JOINT BASE ELMENDORF-RICHARDSON, Alaska — Although the history, location and size of the brightly lit star placed on the side of Mount Gordon Lyon has changed over the last 60 years, the unwavering dedication Airmen and Soldiers have shown to it has not.
The brightly lit star, spanning more than 300 feet, is located in an area just below the old Army Air Defense Command Nike Hercules missile battery - one of three which defended the Anchorage bowl during the Cold War.
Since 2010, Airmen from the 773d Civil Engineer Squadron Electrical shop have assumed caretaking responsibility for it.
"Every year at the beginning of September, we have a team of about 10 Airmen inspect all of the wiring, make repairs, and change out more than 350 light bulbs for the September 11th memorial lighting," said U.S. Air Force Staff Sgt. Steven Andersen, 773d CES Electrical shop exterior electric noncommissioned officer in charge. "Although changing out a light bulb sounds like a very simple job, the terrain and steep angle of the mountain can make it very difficult to navigate. Not only do we have to make sure weather conditions are favorable, we also have to be cleared by range control to be there."

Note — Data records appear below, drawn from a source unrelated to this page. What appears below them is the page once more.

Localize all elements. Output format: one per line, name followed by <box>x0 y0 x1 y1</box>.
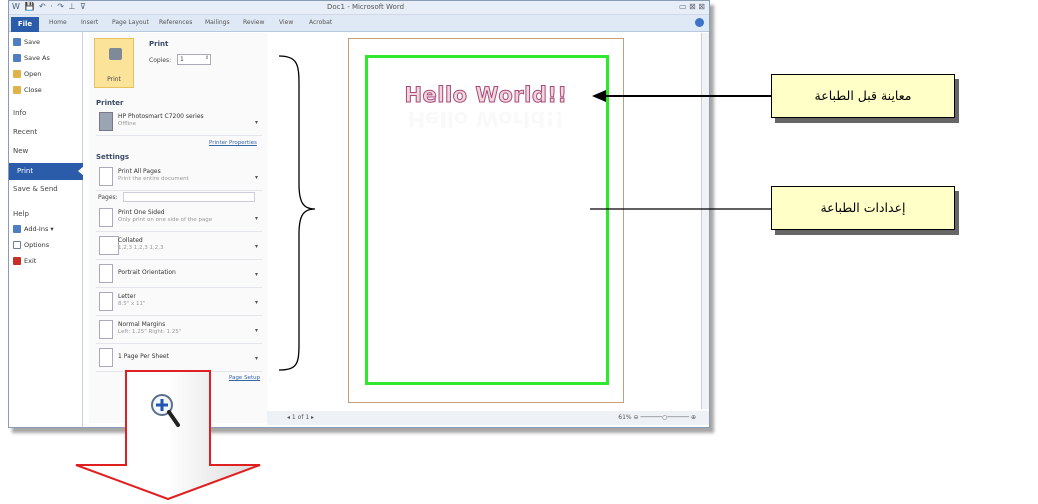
margins-select[interactable]: Normal Margins Left: 1.25" Right: 1.25" … <box>96 317 262 344</box>
chevron-down-icon: ▾ <box>254 327 258 334</box>
window-controls[interactable]: ▭ ⊠ ⊠ <box>679 2 705 11</box>
preview-status-bar: ◂ 1 of 1 ▸ 61% ⊖ ──────○────── ⊕ <box>267 411 709 425</box>
print-range-select[interactable]: Print All Pages Print the entire documen… <box>96 164 262 191</box>
printer-select[interactable]: HP Photosmart C7200 series Offline ▾ <box>96 109 262 136</box>
chevron-down-icon: ▾ <box>254 174 258 181</box>
pages-label: Pages: <box>98 194 118 201</box>
pages-per-sheet-select[interactable]: 1 Page Per Sheet ▾ <box>96 345 262 372</box>
margins-icon <box>99 320 113 339</box>
tab-view[interactable]: View <box>279 19 293 26</box>
settings-heading: Settings <box>96 153 130 161</box>
printer-device-icon <box>99 112 113 131</box>
zoom-slider[interactable]: 61% ⊖ ──────○────── ⊕ <box>618 414 696 421</box>
backstage-close[interactable]: Close <box>13 86 42 94</box>
add-ins-icon <box>13 225 21 233</box>
tab-home[interactable]: Home <box>49 19 67 26</box>
tab-file[interactable]: File <box>11 17 39 32</box>
backstage-save-as[interactable]: Save As <box>13 54 50 62</box>
tab-mailings[interactable]: Mailings <box>205 19 230 26</box>
collation-select[interactable]: Collated 1,2,3 1,2,3 1,2,3 ▾ <box>96 233 262 260</box>
chevron-down-icon: ▾ <box>254 243 258 250</box>
backstage-recent[interactable]: Recent <box>13 128 37 136</box>
save-icon <box>13 38 21 46</box>
wordart-text: Hello World!! <box>404 83 568 108</box>
backstage-exit[interactable]: Exit <box>13 257 36 265</box>
save-as-icon <box>13 54 21 62</box>
copies-spinner-icon[interactable]: ⇕ <box>205 55 209 61</box>
tab-review[interactable]: Review <box>243 19 264 26</box>
chevron-down-icon: ▾ <box>254 299 258 306</box>
chevron-down-icon: ▾ <box>254 271 258 278</box>
page-icon <box>99 167 113 186</box>
pages-per-sheet-icon <box>99 348 113 367</box>
window-title: Doc1 - Microsoft Word <box>327 3 405 11</box>
wordart-reflection: Hello World!! <box>407 107 565 131</box>
tab-page-layout[interactable]: Page Layout <box>112 19 149 26</box>
exit-icon <box>13 257 21 265</box>
folder-close-icon <box>13 86 21 94</box>
backstage-print[interactable]: Print <box>9 163 84 180</box>
backstage-info[interactable]: Info <box>13 109 26 117</box>
preview-page: Hello World!! Hello World!! <box>348 38 624 403</box>
brace-bracket <box>278 55 316 371</box>
tab-references[interactable]: References <box>159 19 192 26</box>
paper-size-select[interactable]: Letter 8.5" x 11" ▾ <box>96 289 262 316</box>
print-button[interactable]: Print <box>94 38 134 88</box>
preview-callout: معاينة قبل الطباعة <box>771 74 955 118</box>
one-sided-icon <box>99 208 113 227</box>
zoom-in-magnifier-icon <box>151 394 180 427</box>
arrow-head-icon <box>592 90 606 102</box>
printer-heading: Printer <box>96 99 124 107</box>
tab-insert[interactable]: Insert <box>81 19 98 26</box>
printer-properties-link[interactable]: Printer Properties <box>209 140 257 146</box>
chevron-down-icon: ▾ <box>254 119 258 126</box>
ribbon-tabs: File Home Insert Page Layout References … <box>9 15 709 32</box>
folder-open-icon <box>13 70 21 78</box>
backstage-open[interactable]: Open <box>13 70 41 78</box>
print-settings-panel: Print Print Copies: 1 ⇕ Printer HP Photo… <box>89 33 267 423</box>
backstage-help[interactable]: Help <box>13 210 29 218</box>
collated-icon <box>99 236 119 255</box>
options-icon <box>13 241 21 249</box>
down-arrow-icon <box>75 370 261 501</box>
print-sides-select[interactable]: Print One Sided Only print on one side o… <box>96 205 262 232</box>
letter-icon <box>99 292 113 311</box>
backstage-new[interactable]: New <box>13 147 28 155</box>
help-icon[interactable] <box>695 18 704 27</box>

Despite the unforeseeable weather conditions and possible challenges the Airman may face carrying out this Joint Base Elmendorf-Richardson tradition, the lighting during the holiday season always happens on time.
"This year we will be following tradition by trekking up the mountain using four-wheel drive trucks or snow machines to light it the day after Thanksgiving," Andersen said. "It will remain lit until the last musher from the Iditarod crosses the finish line, usually sometime in mid to late March."
Although the star's light comes by using the everyday 60 watt incandescent light bulb, the 773d CES electrical shop has been testing new light-emitting diode (LED) lights that burn brighter and are more energy efficient near the star's tips.
"Each year we are trying out different brands and testing the bulb's ability to withstand the intense weather conditions the star faces throughout the entire season," Andersen said. "Because the star stays lit for more than four months a year we don't want to replace the entire star with LEDs until we know what works the best. The star's symbol has become extremely significant to both the Anchorage community and Joint Base Elmendorf-Richardson over the years. We take a lot of pride in making certain it stays lit for all to see."
At the star's humble beginnings as a 15-foot beacon of light atop the gatehouse of Site Summit, Soldiers from the B Battery, 4th Missile Battalion, 43rd Artillery, were the ones who maintained the lighting during the long wintery nights in those early years.
According to anchorage.net, "The missile site was decommissioned in the late 1970s, but the star has been redesigned, relocated and enlarged through the years. Once just a single point of light in the mountains, the outline of the star near Arctic Valley is now clearly visible from downtown Anchorage, almost 14 miles away."
Another way Airmen from the electrical shop stay prepared for star and other remote location electrical related emergencies is by conducting annual snow machine training during the winter season.
"Even though most of our preparation and repairs for the star happen in September, we train continuously to make sure we are ready to handle any situation no matter what kind of weather we face," Andersen said. "We also go over the history and significance of the star with our Airmen to make sure the legacy continues."
Without the continued efforts and commitment of the 773d CES Airmen, both the history and the light on the mountain would fade out.